Serena Wang, Wenshuo Guo|arXiv (Cornell University)|Feb 21, 2020
Ethics and Social Impacts of AI52 references41 citations
TL;DR

The paper analyzes how to enforce group-based fairness when protected-group labels are noisy, and presents two robust optimization approaches (DRO and soft group assignments) that guarantee fairness on true groups while minimizing training loss. Empirical case studies show these methods outperform naive approaches, especially as noise increases, at the cost of higher error rates than naïve methods.

ABSTRACT

Many existing fairness criteria for machine learning involve equalizing some metric across protected groups such as race or gender. However, practitioners trying to audit or enforce such group-based criteria can easily face the problem of noisy or biased protected group information. First, we study the consequences of naively relying on noisy protected group labels: we provide an upper bound on the fairness violations on the true groups G when the fairness criteria are satisfied on noisy groups $\hat{G}$. Second, we introduce two new approaches using robust optimization that, unlike the naive approach of only relying on $\hat{G}$, are guaranteed to satisfy fairness criteria on the true protected groups G while minimizing a training objective. We provide theoretical guarantees that one such approach converges to an optimal feasible solution.

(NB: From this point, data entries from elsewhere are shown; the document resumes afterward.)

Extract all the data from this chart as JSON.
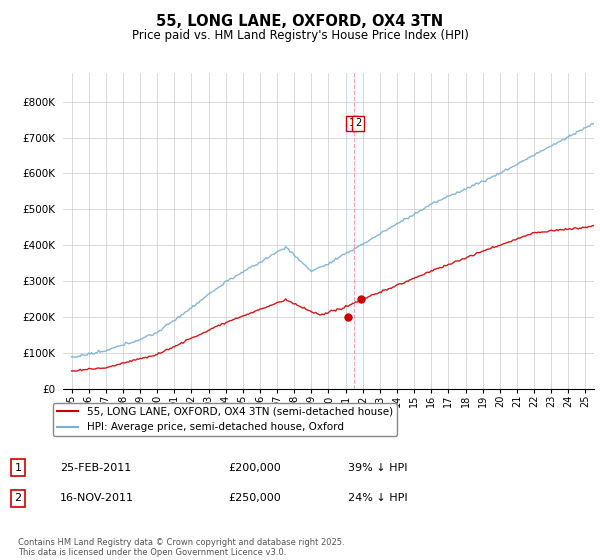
{
  "title": "55, LONG LANE, OXFORD, OX4 3TN",
  "subtitle": "Price paid vs. HM Land Registry's House Price Index (HPI)",
  "legend_line1": "55, LONG LANE, OXFORD, OX4 3TN (semi-detached house)",
  "legend_line2": "HPI: Average price, semi-detached house, Oxford",
  "sale1_date": "25-FEB-2011",
  "sale1_price": "£200,000",
  "sale1_hpi": "39% ↓ HPI",
  "sale2_date": "16-NOV-2011",
  "sale2_price": "£250,000",
  "sale2_hpi": "24% ↓ HPI",
  "footer": "Contains HM Land Registry data © Crown copyright and database right 2025.\nThis data is licensed under the Open Government Licence v3.0.",
  "sale1_year": 2011.14,
  "sale2_year": 2011.88,
  "sale1_price_val": 200000,
  "sale2_price_val": 250000,
  "vline_year": 2011.5,
  "red_color": "#cc0000",
  "blue_color": "#7bafd4",
  "ylim_min": 0,
  "ylim_max": 880000,
  "xmin": 1994.5,
  "xmax": 2025.5
}
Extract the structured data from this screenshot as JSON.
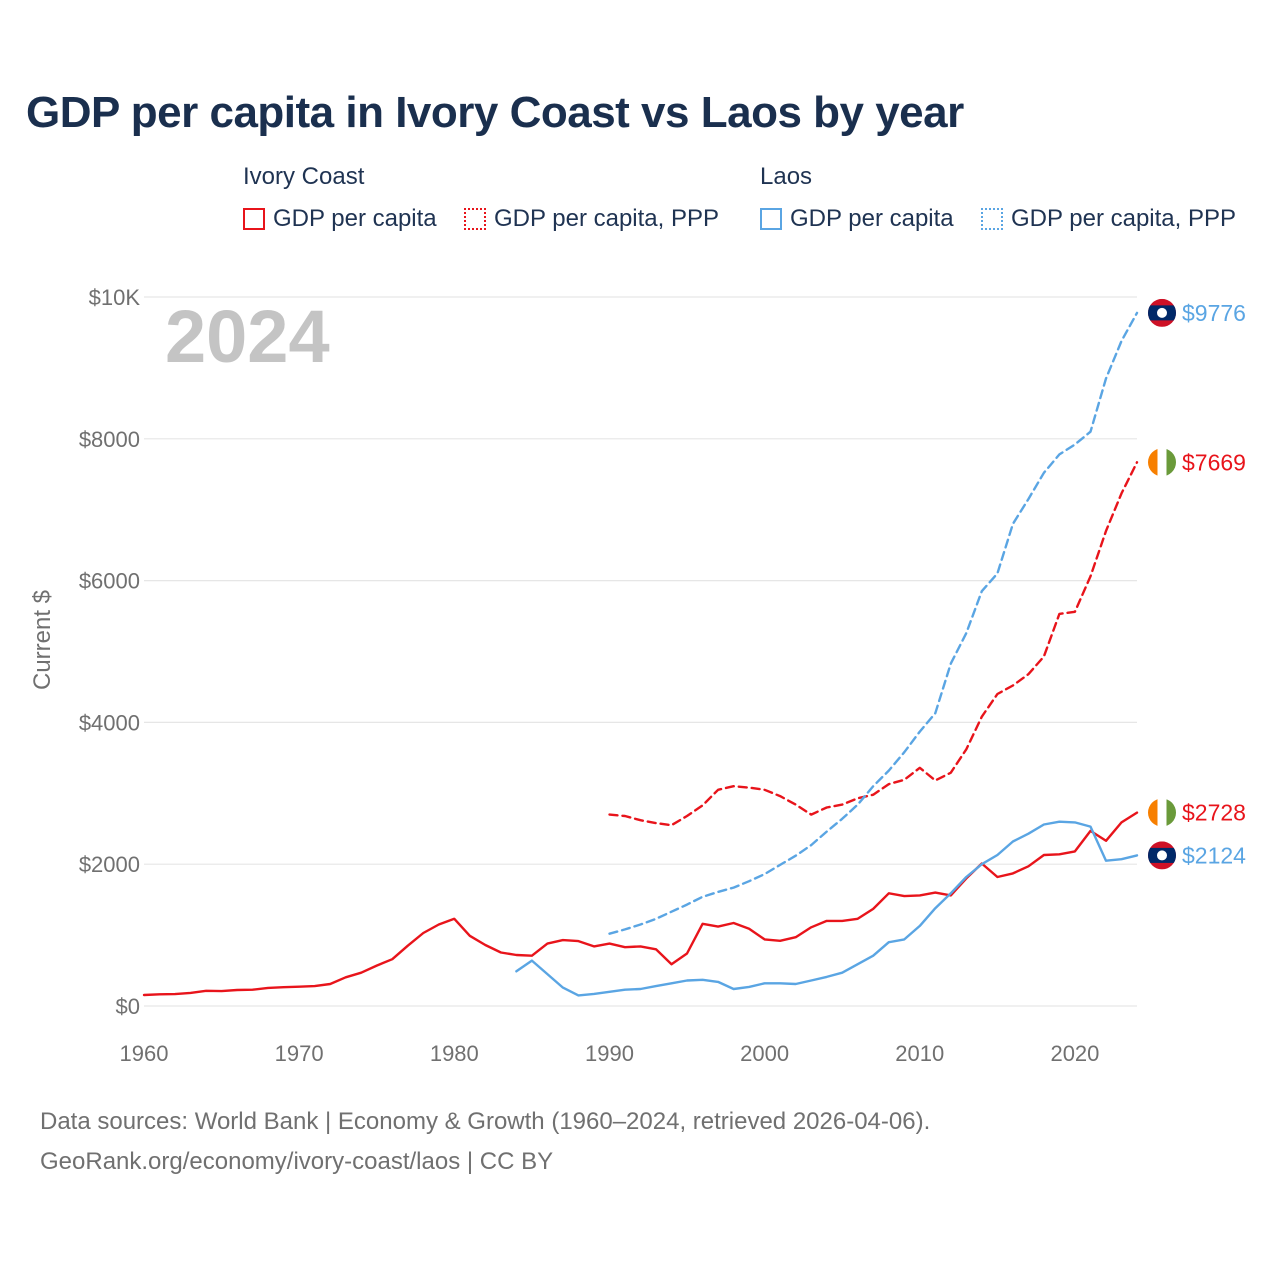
{
  "title": "GDP per capita in Ivory Coast vs Laos by year",
  "legend": {
    "groups": [
      {
        "name": "Ivory Coast",
        "color": "#e8141b",
        "items": [
          {
            "label": "GDP per capita",
            "style": "solid"
          },
          {
            "label": "GDP per capita, PPP",
            "style": "dotted"
          }
        ]
      },
      {
        "name": "Laos",
        "color": "#5aa5e3",
        "items": [
          {
            "label": "GDP per capita",
            "style": "solid"
          },
          {
            "label": "GDP per capita, PPP",
            "style": "dotted"
          }
        ]
      }
    ]
  },
  "year_watermark": "2024",
  "footer": {
    "line1": "Data sources: World Bank | Economy & Growth (1960–2024, retrieved 2026-04-06).",
    "line2": "GeoRank.org/economy/ivory-coast/laos | CC BY"
  },
  "chart_data": {
    "type": "line",
    "title": "GDP per capita in Ivory Coast vs Laos by year",
    "xlabel": "",
    "ylabel": "Current $",
    "xlim": [
      1960,
      2024
    ],
    "ylim": [
      0,
      10000
    ],
    "x_ticks": [
      1960,
      1970,
      1980,
      1990,
      2000,
      2010,
      2020
    ],
    "x_tick_labels": [
      "1960",
      "1970",
      "1980",
      "1990",
      "2000",
      "2010",
      "2020"
    ],
    "y_ticks": [
      0,
      2000,
      4000,
      6000,
      8000,
      10000
    ],
    "y_tick_labels": [
      "$0",
      "$2000",
      "$4000",
      "$6000",
      "$8000",
      "$10K"
    ],
    "grid": true,
    "series": [
      {
        "name": "Ivory Coast GDP per capita",
        "country": "Ivory Coast",
        "flag": "ivory-coast",
        "color": "#e8141b",
        "dash": "solid",
        "end_label": "$2728",
        "x": [
          1960,
          1961,
          1962,
          1963,
          1964,
          1965,
          1966,
          1967,
          1968,
          1969,
          1970,
          1971,
          1972,
          1973,
          1974,
          1975,
          1976,
          1977,
          1978,
          1979,
          1980,
          1981,
          1982,
          1983,
          1984,
          1985,
          1986,
          1987,
          1988,
          1989,
          1990,
          1991,
          1992,
          1993,
          1994,
          1995,
          1996,
          1997,
          1998,
          1999,
          2000,
          2001,
          2002,
          2003,
          2004,
          2005,
          2006,
          2007,
          2008,
          2009,
          2010,
          2011,
          2012,
          2013,
          2014,
          2015,
          2016,
          2017,
          2018,
          2019,
          2020,
          2021,
          2022,
          2023,
          2024
        ],
        "values": [
          155,
          165,
          168,
          185,
          215,
          210,
          225,
          230,
          255,
          265,
          272,
          280,
          310,
          405,
          470,
          570,
          660,
          850,
          1030,
          1150,
          1230,
          990,
          860,
          755,
          720,
          710,
          880,
          930,
          915,
          840,
          880,
          830,
          840,
          800,
          590,
          740,
          1160,
          1120,
          1170,
          1090,
          940,
          920,
          970,
          1110,
          1200,
          1200,
          1230,
          1370,
          1590,
          1550,
          1560,
          1600,
          1560,
          1800,
          2010,
          1820,
          1870,
          1970,
          2130,
          2140,
          2180,
          2470,
          2330,
          2590,
          2728
        ]
      },
      {
        "name": "Ivory Coast GDP per capita, PPP",
        "country": "Ivory Coast",
        "flag": "ivory-coast",
        "color": "#e8141b",
        "dash": "dashed",
        "end_label": "$7669",
        "x": [
          1990,
          1991,
          1992,
          1993,
          1994,
          1995,
          1996,
          1997,
          1998,
          1999,
          2000,
          2001,
          2002,
          2003,
          2004,
          2005,
          2006,
          2007,
          2008,
          2009,
          2010,
          2011,
          2012,
          2013,
          2014,
          2015,
          2016,
          2017,
          2018,
          2019,
          2020,
          2021,
          2022,
          2023,
          2024
        ],
        "values": [
          2700,
          2680,
          2620,
          2580,
          2550,
          2680,
          2830,
          3050,
          3100,
          3080,
          3050,
          2960,
          2840,
          2700,
          2800,
          2840,
          2930,
          2980,
          3130,
          3190,
          3360,
          3180,
          3290,
          3620,
          4080,
          4400,
          4520,
          4680,
          4930,
          5530,
          5560,
          6060,
          6700,
          7230,
          7669
        ]
      },
      {
        "name": "Laos GDP per capita",
        "country": "Laos",
        "flag": "laos",
        "color": "#5aa5e3",
        "dash": "solid",
        "end_label": "$2124",
        "x": [
          1984,
          1985,
          1986,
          1987,
          1988,
          1989,
          1990,
          1991,
          1992,
          1993,
          1994,
          1995,
          1996,
          1997,
          1998,
          1999,
          2000,
          2001,
          2002,
          2003,
          2004,
          2005,
          2006,
          2007,
          2008,
          2009,
          2010,
          2011,
          2012,
          2013,
          2014,
          2015,
          2016,
          2017,
          2018,
          2019,
          2020,
          2021,
          2022,
          2023,
          2024
        ],
        "values": [
          490,
          640,
          450,
          260,
          150,
          170,
          200,
          230,
          240,
          280,
          320,
          360,
          370,
          340,
          240,
          270,
          320,
          320,
          310,
          360,
          410,
          470,
          590,
          710,
          900,
          940,
          1130,
          1380,
          1590,
          1820,
          2000,
          2130,
          2320,
          2430,
          2560,
          2600,
          2590,
          2530,
          2050,
          2070,
          2124
        ]
      },
      {
        "name": "Laos GDP per capita, PPP",
        "country": "Laos",
        "flag": "laos",
        "color": "#5aa5e3",
        "dash": "dashed",
        "end_label": "$9776",
        "x": [
          1990,
          1991,
          1992,
          1993,
          1994,
          1995,
          1996,
          1997,
          1998,
          1999,
          2000,
          2001,
          2002,
          2003,
          2004,
          2005,
          2006,
          2007,
          2008,
          2009,
          2010,
          2011,
          2012,
          2013,
          2014,
          2015,
          2016,
          2017,
          2018,
          2019,
          2020,
          2021,
          2022,
          2023,
          2024
        ],
        "values": [
          1020,
          1080,
          1150,
          1230,
          1330,
          1430,
          1540,
          1610,
          1670,
          1760,
          1860,
          1990,
          2120,
          2270,
          2460,
          2640,
          2840,
          3100,
          3320,
          3580,
          3870,
          4130,
          4830,
          5260,
          5850,
          6100,
          6800,
          7150,
          7520,
          7780,
          7920,
          8100,
          8850,
          9380,
          9776
        ]
      }
    ]
  }
}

Using two case studies, we show empirically that the robust approaches achieve better true group fairness guarantees than the naive approach.

Motivation & Objective

  • Motivate and formalize the problem of fairness with noisy protected groups in binary classification.
  • Provide theoretical bounds showing limitations of naïve approaches that use noisy groups only.
  • Develop two robust optimization frameworks (DRO and soft group assignments) that guarantee fairness on true groups while optimizing loss.
  • Provide convergence guarantees for at least one approach and practical algorithms for implementation.
  • Empirically compare naive and robust methods on UCI datasets under varying noise levels.

Proposed method

  • Formulate fairness-constrained training with true groups G and noisy groups Ĝ during training.
  • Show that enforcing fairness on Ĝ implies bounded violations on G if TV distance between conditional distributions is bounded (Theorem 1).
  • Introduce Distributionally Robust Optimization (DRO) to bound worst-case fairness violation under TV-ball around Ĝ-distributions, ensuring g_j(θ) ≤ 0 for all true groups.
  • Propose Soft Group Assignments (robust fairness with soft labels) using a noise model P(G=j|Ĝ=k) estimated from auxiliary data, casting constraints as max_w∈W(θ) g_j(θ,w) ≤ 0 and solving via Lagrangian methods.
  • Provide both an ideal algorithm with convergence guarantees and a practical gradient-based algorithm for the soft-assignments approach.
  • Discuss practical considerations, including loss function, linear programming subproblems, and convergence properties.

Experimental results

Research questions

  • RQ1How do fairness constraints learned on noisy protected groups Ĝ relate to true fairness constraints on G?
  • RQ2Can we guarantee fairness with respect to the true groups G when protected-group labels are noisy?
  • RQ3How can knowledge of the noise model between G and Ĝ be leveraged to enforce true-group fairness more tightly than naive approaches?
  • RQ4What are the trade-offs in accuracy (error rate) when using robust fairness methods under varying noise levels?
  • RQ5Do DRO and soft group assignment approaches converge to feasible, optimal solutions under realistic settings?

Key findings

  • Enforcing fairness on noisy groups Ĝ yields bounded fairness violations on true groups G if the total-variation distance between p_j and p̂_j is bounded (Theorem 1).
  • A naive approach that uses only Ĝ can lead to fairness violations on G that grow with noise; robust methods mitigate this risk.
  • Two robust approaches guarantee fairness on the true groups G while optimizing training loss: (i) distributionally robust optimization (DRO) and (ii) soft group assignments using a noise model P(G=j|Ĝ).
  • DRO provides a conservative but principled bound via TV-distance-based uncertainty sets around Ĝ-distributions; soft group assignments offer a less conservative, more model-aware alternative.
  • Empirically, on Adult (equality of opportunity) and Credit (equalized odds) datasets, the robust methods satisfy true-group fairness on average across noise levels, while incurring higher test error rates than naïve approaches; SA often yields lower error than DRO.
  • DRO tends to be more conservative (higher error rates) than soft assignments, especially as noise increases.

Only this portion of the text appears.